It should be understood that the detailed description and specific
examples, while indicating the preferred embodiment of the
invention, are intended for purposes of illustration only and are
not intended to limit the scope of the invention.
DETAILED DESCRIPTION OF THE INVENTION
[0012] The following description of the preferred embodiments is
merely exemplary in nature and is in no way intended to limit the
invention, its application, or uses.
[0013] The targets for this diet are the hormone NPY and its
receptors, and leptin and its receptors. Applicants have identified
ingredients that modulate gene expression of NPY, leptin and/or
their receptors, and are thus useful as satiety inducing agents in
pet food.
[0014] Satiety refers to satisfaction of the need for nutrition and
the extinguishment of the sensation of hunger, which is often
described as "feeling full". The satiety response refers to
behavioral characteristics observed to be consistent with having
consumed a sufficient amount of food, such as an abrupt or a
tapered down cessation of eating. However, the biological
mechanisms which lead to the satiety response are often triggered
in a gradual or delayed manner, such that they are usually out of
phase with the amount of food taken in by the animal prior to
cessation, which results in the animal consuming more nutritional
content than is appropriate for the animal. Satiety inducing agents
produce an accelerated onset of the satiety response, i.e., pet
food compositions containing satiety inducing agents will trigger
the satiety response at an earlier point in time than would a
similar pet food composition without the satiety inducing
agent.
[0015] The invention thus provides in one embodiment, a pet food
composition (Composition 1) comprising a satiety inducing agent in
an amount effective to induce a satiety response, wherein the
satiety inducing agent is effective to modulate expression of one
or more of the hormone NPY and its receptors, and leptin and its
receptors, [0016] e.g., wherein the satiety inducing agent
increases expression of leptin and/or its receptors, and/or wherein
the satiety inducing agent decreases expression of NPY and/or its
receptors; [0017] e.g., wherein the genes modulated are selected
from NPY1R and NPY5R; [0018] for example, a satiety inducing agent
selected from epigallocatechin gallate, EPA, and luteolin; [0019]

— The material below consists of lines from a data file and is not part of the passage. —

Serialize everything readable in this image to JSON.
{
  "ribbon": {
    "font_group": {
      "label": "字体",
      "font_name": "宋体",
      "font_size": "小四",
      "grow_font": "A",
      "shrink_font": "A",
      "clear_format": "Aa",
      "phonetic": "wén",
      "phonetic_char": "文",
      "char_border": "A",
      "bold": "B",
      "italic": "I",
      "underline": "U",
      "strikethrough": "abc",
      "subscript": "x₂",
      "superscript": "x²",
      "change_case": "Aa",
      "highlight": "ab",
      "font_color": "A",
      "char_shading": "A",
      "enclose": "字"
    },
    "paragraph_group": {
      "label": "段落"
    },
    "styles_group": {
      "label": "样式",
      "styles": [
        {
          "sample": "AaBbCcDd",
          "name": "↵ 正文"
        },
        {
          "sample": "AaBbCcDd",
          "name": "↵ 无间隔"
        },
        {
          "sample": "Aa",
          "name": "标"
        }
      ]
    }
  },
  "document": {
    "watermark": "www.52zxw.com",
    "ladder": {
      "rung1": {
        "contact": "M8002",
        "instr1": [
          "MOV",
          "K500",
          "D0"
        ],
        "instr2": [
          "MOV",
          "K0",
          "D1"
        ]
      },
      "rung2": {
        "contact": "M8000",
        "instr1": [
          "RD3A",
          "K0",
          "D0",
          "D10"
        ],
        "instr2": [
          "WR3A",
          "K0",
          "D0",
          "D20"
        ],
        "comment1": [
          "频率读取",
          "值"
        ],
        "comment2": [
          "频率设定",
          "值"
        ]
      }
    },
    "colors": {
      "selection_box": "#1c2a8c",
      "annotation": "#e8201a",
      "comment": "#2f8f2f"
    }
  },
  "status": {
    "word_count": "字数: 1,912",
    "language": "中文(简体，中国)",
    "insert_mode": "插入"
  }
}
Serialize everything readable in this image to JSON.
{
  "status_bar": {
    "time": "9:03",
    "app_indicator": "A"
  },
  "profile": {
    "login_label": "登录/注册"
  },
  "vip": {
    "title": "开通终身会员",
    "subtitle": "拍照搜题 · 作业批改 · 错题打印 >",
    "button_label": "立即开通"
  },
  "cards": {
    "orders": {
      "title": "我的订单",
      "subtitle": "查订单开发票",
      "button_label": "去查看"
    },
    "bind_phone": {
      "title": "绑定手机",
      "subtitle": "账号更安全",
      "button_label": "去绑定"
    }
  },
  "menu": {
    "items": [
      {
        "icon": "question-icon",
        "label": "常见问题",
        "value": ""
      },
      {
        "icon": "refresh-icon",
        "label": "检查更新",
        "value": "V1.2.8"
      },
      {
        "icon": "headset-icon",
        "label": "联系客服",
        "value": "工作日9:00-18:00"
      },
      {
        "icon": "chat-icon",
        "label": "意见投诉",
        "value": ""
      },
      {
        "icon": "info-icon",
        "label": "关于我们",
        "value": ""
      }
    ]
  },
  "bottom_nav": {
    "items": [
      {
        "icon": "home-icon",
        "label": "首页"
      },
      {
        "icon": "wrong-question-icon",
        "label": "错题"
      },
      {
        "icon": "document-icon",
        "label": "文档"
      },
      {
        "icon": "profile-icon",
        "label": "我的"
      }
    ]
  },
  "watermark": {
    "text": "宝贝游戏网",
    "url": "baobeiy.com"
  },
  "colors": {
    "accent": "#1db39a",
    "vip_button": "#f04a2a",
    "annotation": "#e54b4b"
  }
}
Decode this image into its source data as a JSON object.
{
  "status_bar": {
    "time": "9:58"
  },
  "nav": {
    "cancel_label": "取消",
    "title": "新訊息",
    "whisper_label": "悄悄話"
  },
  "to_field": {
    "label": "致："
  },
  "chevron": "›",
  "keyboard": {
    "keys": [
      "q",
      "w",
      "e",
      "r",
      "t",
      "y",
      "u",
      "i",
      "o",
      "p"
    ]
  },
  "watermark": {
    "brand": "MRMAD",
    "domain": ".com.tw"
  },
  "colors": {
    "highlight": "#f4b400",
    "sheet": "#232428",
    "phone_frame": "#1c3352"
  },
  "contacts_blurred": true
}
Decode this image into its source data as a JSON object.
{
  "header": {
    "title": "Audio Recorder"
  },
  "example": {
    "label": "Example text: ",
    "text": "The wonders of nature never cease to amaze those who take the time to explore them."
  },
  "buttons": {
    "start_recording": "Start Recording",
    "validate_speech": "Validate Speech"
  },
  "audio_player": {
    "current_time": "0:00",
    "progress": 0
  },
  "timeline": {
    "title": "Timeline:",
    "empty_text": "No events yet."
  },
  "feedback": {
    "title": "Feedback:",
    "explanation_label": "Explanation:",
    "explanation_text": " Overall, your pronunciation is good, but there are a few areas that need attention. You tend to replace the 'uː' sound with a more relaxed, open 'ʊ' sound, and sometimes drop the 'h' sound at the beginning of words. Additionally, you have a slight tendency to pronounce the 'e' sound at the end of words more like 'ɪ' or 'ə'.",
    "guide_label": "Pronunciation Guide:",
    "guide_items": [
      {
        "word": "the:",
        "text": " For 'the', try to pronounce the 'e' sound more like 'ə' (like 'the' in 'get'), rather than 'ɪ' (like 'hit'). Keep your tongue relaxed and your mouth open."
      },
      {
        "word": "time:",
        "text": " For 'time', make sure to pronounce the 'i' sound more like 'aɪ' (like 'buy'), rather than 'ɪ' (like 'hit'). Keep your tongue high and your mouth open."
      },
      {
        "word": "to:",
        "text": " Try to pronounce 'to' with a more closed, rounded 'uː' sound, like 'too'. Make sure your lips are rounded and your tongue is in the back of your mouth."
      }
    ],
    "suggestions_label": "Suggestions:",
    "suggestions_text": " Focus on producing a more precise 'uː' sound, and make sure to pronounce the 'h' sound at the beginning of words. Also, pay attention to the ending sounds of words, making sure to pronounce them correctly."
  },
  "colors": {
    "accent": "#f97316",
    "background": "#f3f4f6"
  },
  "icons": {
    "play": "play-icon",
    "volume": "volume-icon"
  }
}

for example wherein the satiety inducing agent is selected from
epigallocatechin gallate, EPA and luteolin and the animal is a
dog.
[0020] The invention further provides a method of inducing a
satiety response comprising feeding the animal an effective amount
of the pet food composition of Composition 1, e.g., wherein the pet
food composition is formulated to deliver the nutritional
requirements of animals in the size and age class appropriate to
the animal.
[0021] The invention further provides a pet food composition
ingredient effective to control the amount of food intake of an
animal, selected from the group consisting of epigallocatechin
gallate, EPA and luteolin.
[0022] The invention further provides the use of a pet food
composition ingredient selected from the group consisting of
epigallocatechin gallate, EPA and luteolin to control the amount of
food intake of an animal, or in the manufacture of a pet food to
induce a satiety response of an animal.
[0023] The invention further provides a method of controlling the
amount of food intake of an animal comprising feeding a pet food
composition comprising one or more satiety inducing agents selected
from the group consisting of epigallocatechin gallate, EPA and
luteolin, wherein the satiety inducing agents are present such that
the animal stops feeding when the appropriate nutritional content
is consumed.
[0024] Compositions of the present invention (particularly foods)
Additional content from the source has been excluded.